In England he served the Catholics of Dorchester and was given refuge by Lady Blanche Arundell of Lanherne. The Mad Monarchist offers this profile of Lady Blanche, who certainly did not blanch at danger!:
Lady Blanche Arundell was a monarchist I wish I knew more about, but from what I do know she was my kind of girl. The Lady Blanche was born in 1583, the sixth daughter of Lord Edward Somerset, 4th Earl of Worcester and Lady Elizabeth Hastings a well respected, Catholic and staunchly royalist family. On May 11, 1607 she married Lord Thomas Baron Arundell of Wardour who, went King Charles I of Britain raised the royal standard at Nottingham was quick to cast his lot with his monarch. While her husband was away at the front Lady Blanche Arundell showed her own heroism when Wardour Castle, Wiltshire, came under attack by the forces of Parliament. With only herself, her children, a handful of maid-servants and 25 men she resolved to defend the castle, her home and family against 1,300 Roundhead troops, including artillery, led by Colonel Edward Ludlow and Sir Edward Hungerford. For eight grueling days Lady Blanche defended the castle against the hopeless odds until she was finally forced to capitulate. However, thanks to her staunch defense she was able to negotiate honorable terms for her surrender which were signed on May 8, 1643. Lady Blanche was able to leave the castle with her head held high but she had no money and no place to go. Fortunately Lord Hertford provided her with accommodations at Salisbury. Her husband later returned at the head of royalist column and took back the castle his wife had so heroically defended but sadly he was later wounded in battle and died at Oxford the same year. When Lady Blanche Arundell died at Winchester on October 28, 1649 she was buried alongside her husband at Tisbury. Her brave defense of her hearth and home, her children and family honor, all in the cause of her King warrants Lady Blanche being listed among the pantheon of great English royalists of the Civil War.

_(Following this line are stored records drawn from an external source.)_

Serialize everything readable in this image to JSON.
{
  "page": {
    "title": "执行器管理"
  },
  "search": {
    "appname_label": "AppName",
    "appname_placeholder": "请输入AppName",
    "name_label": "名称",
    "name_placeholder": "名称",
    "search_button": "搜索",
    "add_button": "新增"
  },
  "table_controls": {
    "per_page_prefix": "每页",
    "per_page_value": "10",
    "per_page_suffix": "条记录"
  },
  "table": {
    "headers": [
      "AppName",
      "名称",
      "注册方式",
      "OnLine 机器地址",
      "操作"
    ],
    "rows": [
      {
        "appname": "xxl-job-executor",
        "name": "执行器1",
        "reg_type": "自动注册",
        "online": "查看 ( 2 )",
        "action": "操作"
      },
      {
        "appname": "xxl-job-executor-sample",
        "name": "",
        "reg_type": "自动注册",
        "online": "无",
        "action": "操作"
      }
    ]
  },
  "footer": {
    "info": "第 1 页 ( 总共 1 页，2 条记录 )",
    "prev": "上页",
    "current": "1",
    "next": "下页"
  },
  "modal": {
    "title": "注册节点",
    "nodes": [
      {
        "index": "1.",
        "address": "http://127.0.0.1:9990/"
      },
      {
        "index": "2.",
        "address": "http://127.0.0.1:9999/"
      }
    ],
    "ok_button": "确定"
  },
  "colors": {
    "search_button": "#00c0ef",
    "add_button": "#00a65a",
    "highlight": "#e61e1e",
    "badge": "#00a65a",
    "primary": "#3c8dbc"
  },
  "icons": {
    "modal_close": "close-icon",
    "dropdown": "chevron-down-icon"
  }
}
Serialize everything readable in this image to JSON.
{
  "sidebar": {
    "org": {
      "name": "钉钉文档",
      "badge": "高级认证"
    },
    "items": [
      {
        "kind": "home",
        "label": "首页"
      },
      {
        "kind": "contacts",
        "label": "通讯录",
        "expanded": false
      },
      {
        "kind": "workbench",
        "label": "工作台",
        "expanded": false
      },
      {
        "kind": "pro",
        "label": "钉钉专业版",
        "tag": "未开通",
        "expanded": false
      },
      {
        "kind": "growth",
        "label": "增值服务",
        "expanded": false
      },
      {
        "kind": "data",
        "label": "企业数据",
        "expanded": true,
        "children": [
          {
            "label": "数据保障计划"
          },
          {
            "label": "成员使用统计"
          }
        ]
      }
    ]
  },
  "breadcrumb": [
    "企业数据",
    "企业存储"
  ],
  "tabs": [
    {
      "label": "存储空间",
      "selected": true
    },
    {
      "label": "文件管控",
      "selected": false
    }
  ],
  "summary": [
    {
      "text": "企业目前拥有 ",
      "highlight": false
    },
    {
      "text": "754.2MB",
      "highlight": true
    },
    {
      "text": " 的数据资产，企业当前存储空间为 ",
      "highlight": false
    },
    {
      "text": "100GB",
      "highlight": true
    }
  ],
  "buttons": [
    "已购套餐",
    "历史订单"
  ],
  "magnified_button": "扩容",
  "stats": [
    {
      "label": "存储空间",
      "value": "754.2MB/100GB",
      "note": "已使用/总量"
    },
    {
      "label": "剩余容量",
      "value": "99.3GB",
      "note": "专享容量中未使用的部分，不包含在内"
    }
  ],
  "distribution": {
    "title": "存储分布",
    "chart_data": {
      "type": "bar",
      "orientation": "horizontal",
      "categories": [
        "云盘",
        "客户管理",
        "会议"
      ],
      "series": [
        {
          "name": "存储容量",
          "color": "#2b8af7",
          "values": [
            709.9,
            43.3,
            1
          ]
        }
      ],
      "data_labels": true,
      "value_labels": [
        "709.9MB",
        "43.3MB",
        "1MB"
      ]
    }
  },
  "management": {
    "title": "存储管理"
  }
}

Just before the beginning of the Civil War, Charles I passed another law making the presence of Catholic priests in England a crime punishable by death (forced by Parliament). Although Hugh Green intended to leave England under this ban, he was too late.
He was captured near Lyme Regis, imprisoned and then executed on August 19, 1642. In prison his constancy so affected his fellow-captives that two or three women sentenced to die with him sent him word that they would ask his absolution before death. They did so after confessing their sins to the people, and were absolved by the martyr. A providential reward for his zeal immediately followed. A Jesuit Father, despite the danger, rode up in disguise on horseback, and at a given sign absolved the martyr, who made a noble confession of faith before death.
The story of his execution is more appalling than usual: there was no experienced executioner available, so a barber-cum-executioner spent almost half an hour trying to locate his heart after he had been hung. Finally a soldier mercifully ended this torture. When his head was cut off, the Puritans used it as a football! As Archbishop Challoner notes, this was not an event repeated in the annals of the English martyrs. Blessed Hugh Green is honored at the Church of Our Lady, Queen of Martyrs and St. Ignatius, Chideock, as one of the Dorset martyrs. Here is a link to some pictures of the church.
Please note that this is Jane Austen country, and any reader of Persuasion would remember Anne Elliott's fateful visit to Lyme Regis!
In a very strange coincidence, there was an American style football player named Hugh Green, who was born in 1959. He played for both the Miami Dolphins and the Tampa Bay Buccaneers.